• Shalon

Looking to go in-house? Here's what to expect

It’s 4pm on a Friday and your client just rings you about a heap of last-minute work that needs doing before the weekend. You think – wow – life on the other side seems like a piece of cake! I just call up my agency and they do all my work for me.

We’re about to pop that bubble because things are not as they appear. Take it from someone who pinballed between agency and brand-side roles, no matter which side you’re on, you’ll be working hard.


You're doing

Most of your day is spent producing - whether its ideas, strategies, campaigns or documents - you're producing tangible work products that you submit to your client(s).


Your boss and client praise you for getting results - whether it's beautiful campaign materials, pulling off an event on a tight timeline or getting quality media coverage - it's all about what you've done.

Direction is provided

Of course the expectation is that you will think strategically, tactically and creatively, but your client is going to provide parameters to help guide the ever-changing priorities, give your the inside track on what's expected and will often advise on the direction of the work in terms of content and format.

You're valued

We've all had difficult clients and bosses, but most of the time your insight and opinions are not only welcome, but expected. Praise and recognition are doled out like candy (and there's generally plenty of that too!).

Work-life boundary

Sure, you work long hours without a break and check work email on your phone, but unless something extraordinary or horrible happens, you probably won't be hearing from your boss, team, or clients in the evenings or on the weekends.

Living in the city

Both large and boutique agencies tend to have offices in major cities such as: London, Paris, Amsterdam, Shanghai, New York, San Francisco, etc.

You travel

It may feel like you're a road warrior between attending client meetings, industry events, and new business pitches; however, you generally get time in the office in-between. Large teams share the responsibility of attending client engagements in-person, making it almost a treat. Unless you're an executive, most of your time is spent in the office.

Billable hours

Most agencies charge clients based on actual hours worked so the likelihood that you will spend a ridiculous amount of time chronicling your working life in 15-minute increments is high.

Easier in and up

There's significantly more agency roles available than those inside brands so its easier to land a gig at an agency. Agencies also provide clear career progression and opportunities to learn, grow, and network are practically limitless.


You're managing

There's little time to create because most of your day is spent in meetings or on conference calls gaining consensus within the organisation (generally on the ideas your agency produced).

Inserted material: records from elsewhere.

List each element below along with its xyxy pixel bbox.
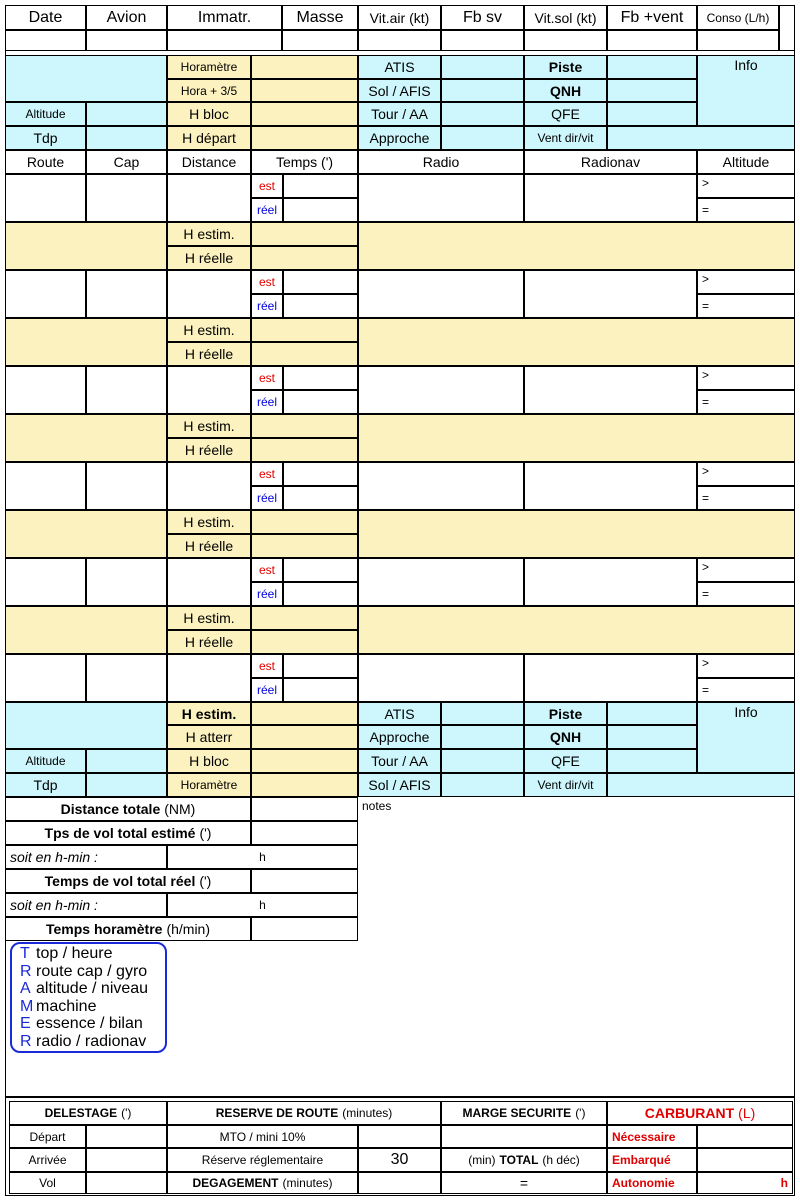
carburant-embarque-label: Embarqué <box>607 1148 697 1172</box>
airport-name-box[interactable] <box>5 55 167 102</box>
soit-hmin-label: soit en h-min : <box>5 845 167 869</box>
input-field[interactable] <box>5 654 86 702</box>
input-field[interactable] <box>283 678 358 702</box>
checkpoint-notes-box[interactable] <box>358 606 795 654</box>
freq-tour-aa-label: Tour / AA <box>358 749 441 773</box>
input-field[interactable] <box>167 366 251 414</box>
notes-label: notes <box>362 799 392 813</box>
input-field[interactable] <box>441 725 524 749</box>
reel-label: réel <box>251 198 283 222</box>
altitude-equal-field[interactable]: = <box>697 582 795 606</box>
header-fb-sv: Fb sv <box>441 5 524 30</box>
input-field[interactable] <box>251 917 358 941</box>
hmin-estime-field[interactable]: h <box>167 845 358 869</box>
info-box: Info <box>697 55 795 126</box>
input-field[interactable] <box>441 126 524 150</box>
input-field[interactable] <box>283 558 358 582</box>
header-date: Date <box>5 5 86 30</box>
label-part: Temps de vol total réel <box>44 873 196 889</box>
altitude-equal-field[interactable]: = <box>697 294 795 318</box>
input-field[interactable] <box>86 1125 167 1148</box>
qnh-label: QNH <box>524 79 607 102</box>
input-field[interactable] <box>251 869 358 893</box>
qfe-label: QFE <box>524 102 607 126</box>
input-field[interactable] <box>86 30 167 51</box>
tramer-legend <box>10 942 167 1053</box>
input-field[interactable] <box>251 102 358 126</box>
input-field[interactable] <box>697 30 779 51</box>
input-field[interactable] <box>607 102 697 126</box>
wind-label: Vent dir/vit <box>524 773 607 797</box>
input-field[interactable] <box>283 654 358 678</box>
input-field[interactable] <box>251 821 358 845</box>
airport-name-box[interactable] <box>5 702 167 749</box>
input-field[interactable] <box>607 79 697 102</box>
input-field[interactable] <box>607 749 697 773</box>
input-field[interactable] <box>251 342 358 366</box>
altitude-above-field[interactable]: > <box>697 174 795 198</box>
column-header-cap: Cap <box>86 150 167 174</box>
reel-label: réel <box>251 678 283 702</box>
qfe-label: QFE <box>524 749 607 773</box>
piste-label: Piste <box>524 55 607 79</box>
label-part: DEGAGEMENT <box>192 1176 279 1190</box>
input-field[interactable] <box>524 366 697 414</box>
input-field[interactable] <box>441 749 524 773</box>
header-masse: Masse <box>282 5 358 30</box>
est-label: est <box>251 174 283 198</box>
reserve-route-header <box>167 1101 441 1125</box>
h-bloc-arrival-label: H bloc <box>167 749 251 773</box>
column-header-temps: Temps (') <box>251 150 358 174</box>
input-field[interactable] <box>251 438 358 462</box>
label-part: (h déc) <box>542 1153 580 1167</box>
input-field[interactable] <box>251 702 358 725</box>
input-field[interactable] <box>283 390 358 414</box>
input-field[interactable] <box>167 558 251 606</box>
h-reelle-label: H réelle <box>167 534 251 558</box>
freq-approche-label: Approche <box>358 126 441 150</box>
input-field[interactable] <box>5 174 86 222</box>
est-label: est <box>251 558 283 582</box>
temps-horametre-label <box>5 917 251 941</box>
input-field[interactable] <box>86 102 167 126</box>
input-field[interactable] <box>5 270 86 318</box>
input-field[interactable] <box>86 654 167 702</box>
h-estim-label: H estim. <box>167 510 251 534</box>
label-part: (minutes) <box>282 1176 333 1190</box>
h-estim-arrival-label: H estim. <box>167 702 251 725</box>
input-field[interactable] <box>167 30 282 51</box>
est-label: est <box>251 366 283 390</box>
input-field[interactable] <box>441 773 524 797</box>
legend-row: R radio / radionav <box>20 1032 147 1050</box>
label-part: Distance totale <box>60 801 161 817</box>
input-field[interactable] <box>283 486 358 510</box>
input-field[interactable] <box>251 55 358 79</box>
tdp-label: Tdp <box>5 773 86 797</box>
h-estim-label: H estim. <box>167 414 251 438</box>
h-estim-label: H estim. <box>167 606 251 630</box>
legend-row: M machine <box>20 997 97 1015</box>
hora-plus-label: Hora + 3/5 <box>167 79 251 102</box>
label-part: (') <box>575 1106 586 1120</box>
freq-atis-label: ATIS <box>358 55 441 79</box>
delestage-vol-label: Vol <box>9 1172 86 1194</box>
input-field[interactable] <box>282 30 358 51</box>
checkpoint-name-box[interactable] <box>5 510 167 558</box>
input-field[interactable] <box>5 462 86 510</box>
header-vit-air: Vit.air (kt) <box>358 5 441 30</box>
input-field[interactable] <box>283 462 358 486</box>
input-field[interactable] <box>251 534 358 558</box>
label-part: MARGE SECURITE <box>462 1106 572 1120</box>
label-part: (min) <box>468 1153 496 1167</box>
h-reelle-label: H réelle <box>167 438 251 462</box>
input-field[interactable] <box>607 30 697 51</box>
carburant-necessaire-label: Nécessaire <box>607 1125 697 1148</box>
label-part: (') <box>199 873 212 889</box>
label-part: (h/min) <box>166 921 210 937</box>
header-spare-cell <box>779 5 795 51</box>
input-field[interactable] <box>441 102 524 126</box>
altitude-above-field[interactable]: > <box>697 462 795 486</box>
checkpoint-name-box[interactable] <box>5 222 167 270</box>
tps-reel-label <box>5 869 251 893</box>
input-field[interactable] <box>251 749 358 773</box>
altitude-equal-field[interactable]: = <box>697 390 795 414</box>
input-field[interactable] <box>524 270 697 318</box>
input-field[interactable] <box>697 1125 793 1148</box>
altitude-equal-field[interactable]: = <box>697 198 795 222</box>
input-field[interactable] <box>283 294 358 318</box>
autonomie-field[interactable]: h <box>697 1172 793 1194</box>
reel-label: réel <box>251 390 283 414</box>
est-label: est <box>251 270 283 294</box>
input-field[interactable] <box>524 654 697 702</box>
delestage-depart-label: Départ <box>9 1125 86 1148</box>
input-field[interactable] <box>441 702 524 725</box>
wind-label: Vent dir/vit <box>524 126 607 150</box>
input-field[interactable] <box>251 318 358 342</box>
input-field[interactable] <box>251 414 358 438</box>
input-field[interactable] <box>86 174 167 222</box>
label-part: (') <box>121 1106 132 1120</box>
input-field[interactable] <box>697 1148 793 1172</box>
column-header-altitude: Altitude <box>697 150 795 174</box>
altitude-above-field[interactable]: > <box>697 558 795 582</box>
column-header-radio: Radio <box>358 150 524 174</box>
h-bloc-label: H bloc <box>167 102 251 126</box>
input-field[interactable] <box>283 174 358 198</box>
marge-securite-header <box>441 1101 607 1125</box>
input-field[interactable] <box>441 1125 607 1148</box>
label-part: (NM) <box>164 801 196 817</box>
h-atterr-label: H atterr <box>167 725 251 749</box>
input-field[interactable] <box>251 79 358 102</box>
legend-row: A altitude / niveau <box>20 980 149 998</box>
reel-label: réel <box>251 486 283 510</box>
input-field[interactable] <box>251 222 358 246</box>
input-field[interactable] <box>86 749 167 773</box>
altitude-equal-field[interactable]: = <box>697 486 795 510</box>
qnh-label: QNH <box>524 725 607 749</box>
input-field[interactable] <box>283 582 358 606</box>
input-field[interactable] <box>524 30 607 51</box>
input-field[interactable] <box>283 270 358 294</box>
altitude-equal-field[interactable]: = <box>697 678 795 702</box>
input-field[interactable] <box>167 174 251 222</box>
h-reelle-label: H réelle <box>167 342 251 366</box>
input-field[interactable] <box>251 126 358 150</box>
degagement-label <box>167 1172 358 1194</box>
input-field[interactable] <box>441 79 524 102</box>
reel-label: réel <box>251 582 283 606</box>
altitude-label: Altitude <box>5 102 86 126</box>
mto-label: MTO / mini 10% <box>167 1125 358 1148</box>
h-estim-label: H estim. <box>167 318 251 342</box>
label-part: Tps de vol total estimé <box>44 825 196 841</box>
input-field[interactable] <box>607 55 697 79</box>
h-reelle-label: H réelle <box>167 630 251 654</box>
input-field[interactable] <box>167 270 251 318</box>
checkpoint-notes-box[interactable] <box>358 318 795 366</box>
freq-atis-label: ATIS <box>358 702 441 725</box>
input-field[interactable] <box>358 462 524 510</box>
column-header-radionav: Radionav <box>524 150 697 174</box>
input-field[interactable] <box>251 606 358 630</box>
input-field[interactable] <box>5 366 86 414</box>
input-field[interactable] <box>441 30 524 51</box>
freq-sol-afis-label: Sol / AFIS <box>358 79 441 102</box>
checkpoint-name-box[interactable] <box>5 606 167 654</box>
est-label: est <box>251 654 283 678</box>
info-box: Info <box>697 702 795 773</box>
checkpoint-name-box[interactable] <box>5 414 167 462</box>
input-field[interactable] <box>441 55 524 79</box>
input-field[interactable] <box>167 462 251 510</box>
input-field[interactable] <box>86 126 167 150</box>
input-field[interactable] <box>358 654 524 702</box>
input-field[interactable] <box>251 630 358 654</box>
column-header-route: Route <box>5 150 86 174</box>
input-field[interactable] <box>86 1172 167 1194</box>
delestage-header <box>9 1101 167 1125</box>
freq-tour-aa-label: Tour / AA <box>358 102 441 126</box>
input-field[interactable] <box>5 558 86 606</box>
input-field[interactable] <box>5 30 86 51</box>
header-conso: Conso (L/h) <box>697 5 779 30</box>
altitude-above-field[interactable]: > <box>697 366 795 390</box>
header-vit-sol: Vit.sol (kt) <box>524 5 607 30</box>
column-header-distance: Distance <box>167 150 251 174</box>
header-fb-vent: Fb +vent <box>607 5 697 30</box>
total-label <box>441 1148 607 1172</box>
input-field[interactable] <box>283 366 358 390</box>
input-field[interactable] <box>358 366 524 414</box>
input-field[interactable] <box>251 773 358 797</box>
label-part: (L) <box>738 1105 756 1121</box>
freq-sol-afis-label: Sol / AFIS <box>358 773 441 797</box>
input-field[interactable] <box>524 558 697 606</box>
label-part: (minutes) <box>342 1106 393 1120</box>
carburant-header <box>607 1101 793 1125</box>
label-part: DELESTAGE <box>44 1106 118 1120</box>
h-estim-label: H estim. <box>167 222 251 246</box>
input-field[interactable] <box>86 1148 167 1172</box>
input-field[interactable] <box>607 702 697 725</box>
carburant-autonomie-label: Autonomie <box>607 1172 697 1194</box>
h-depart-label: H départ <box>167 126 251 150</box>
input-field[interactable] <box>86 270 167 318</box>
input-field[interactable] <box>86 366 167 414</box>
input-field[interactable] <box>251 246 358 270</box>
horametre-arrival-label: Horamètre <box>167 773 251 797</box>
legend-row: E essence / bilan <box>20 1015 143 1033</box>
freq-approche-label: Approche <box>358 725 441 749</box>
tps-estime-label <box>5 821 251 845</box>
checkpoint-notes-box[interactable] <box>358 414 795 462</box>
input-field[interactable] <box>607 725 697 749</box>
input-field[interactable] <box>86 773 167 797</box>
input-field[interactable] <box>86 462 167 510</box>
piste-label: Piste <box>524 702 607 725</box>
reel-label: réel <box>251 294 283 318</box>
label-part: TOTAL <box>499 1153 539 1167</box>
input-field[interactable] <box>607 773 795 797</box>
legend-row: T top / heure <box>20 945 113 962</box>
input-field[interactable] <box>251 797 358 821</box>
checkpoint-notes-box[interactable] <box>358 222 795 270</box>
altitude-label: Altitude <box>5 749 86 773</box>
input-field[interactable] <box>167 654 251 702</box>
checkpoint-name-box[interactable] <box>5 318 167 366</box>
input-field[interactable] <box>607 126 795 150</box>
input-field[interactable] <box>524 462 697 510</box>
legend-row: R route cap / gyro <box>20 962 148 980</box>
total-result-field[interactable]: = <box>441 1172 607 1194</box>
distance-totale-label <box>5 797 251 821</box>
soit-hmin-label: soit en h-min : <box>5 893 167 917</box>
delestage-arrivee-label: Arrivée <box>9 1148 86 1172</box>
label-part: CARBURANT <box>644 1105 735 1121</box>
input-field[interactable] <box>358 174 524 222</box>
input-field[interactable] <box>358 270 524 318</box>
horametre-label: Horamètre <box>167 55 251 79</box>
label-part: RESERVE DE ROUTE <box>215 1106 339 1120</box>
label-part: Temps horamètre <box>45 921 163 937</box>
input-field[interactable] <box>358 1172 441 1194</box>
hmin-reel-field[interactable]: h <box>167 893 358 917</box>
header-avion: Avion <box>86 5 167 30</box>
label-part: (') <box>199 825 212 841</box>
altitude-above-field[interactable]: > <box>697 270 795 294</box>
input-field[interactable] <box>358 30 441 51</box>
input-field[interactable] <box>251 725 358 749</box>
header-immatr: Immatr. <box>167 5 282 30</box>
altitude-above-field[interactable]: > <box>697 654 795 678</box>
tdp-label: Tdp <box>5 126 86 150</box>
input-field[interactable] <box>358 1125 441 1148</box>
reserve-reglementaire-label: Réserve réglementaire <box>167 1148 358 1172</box>
input-field[interactable] <box>524 174 697 222</box>
input-field[interactable] <box>86 558 167 606</box>
input-field[interactable] <box>251 510 358 534</box>
input-field[interactable] <box>358 558 524 606</box>
input-field[interactable] <box>283 198 358 222</box>
reserve-value: 30 <box>358 1148 441 1172</box>
checkpoint-notes-box[interactable] <box>358 510 795 558</box>
est-label: est <box>251 462 283 486</box>
h-reelle-label: H réelle <box>167 246 251 270</box>
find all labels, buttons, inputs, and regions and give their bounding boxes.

Results are expected but undercut if consensus wasn't gained first. From start-ups to larger organisations, getting stakeholders onboard, securing funding and managing expectations is what consumes your day, every day. This is a great opportunity to hone your presentation and persuasion skills.

Self-start within a remit

You were hired and that's pretty much your remit to dig into the organisation and figure out what needs to be done to support the executives' priorities. If you're naturally proactive, you'll thrive, otherwise you may feel like you were dumped into the deep end without much guidance.

Eclipsed by marketing

Unless an organisation truly understands the power of communications, a lot of education is needed. Executives may favour marketing because it produces specific conversion metrics to assess return on investment (ROI). Since communications impact multiple aspects of a business, performance indicators often feel less concrete to executives.

Work-life integration

It's more likely that you'll be able to catch a morning yoga class or pick up the kids from school; however, colleagues in other time zones will ask for calls after hours, urgent items can arise without time to brief your agency, media requests come in with tight editorial deadlines, investors call and the list goes on...

Maybe marooned

Generally, you're based in company headquarters which can often be outside cities where real estate is less expensive. However, the remote working movement is making flexible arrangements more common.

You really travel

If your role is global and the organisation has an international team, you're in for some serious travel. Not only do you attend everything your agencies do, but there's numerous other meetings related to the many facets of your role in addition to internal meetings. You'll often find yourself on long-haul flights and expected to perform in back-to-back meetings. Hope you like coffee because you're going to need it!

No time-tracking

Hallelujah! Now you can focus on other operational tasks that waste just as much of your time like making your own travel arrangements and submitting piles of expense receipts (unless you're lucky enough to have an assistant).

Coveted, but limited

Since there are fewer in-house positions, they are coveted and you'll see few professionals return to agency life once they've gone to the other side. With that said, there's limited career trajectory unless the organisation has a very large communications department.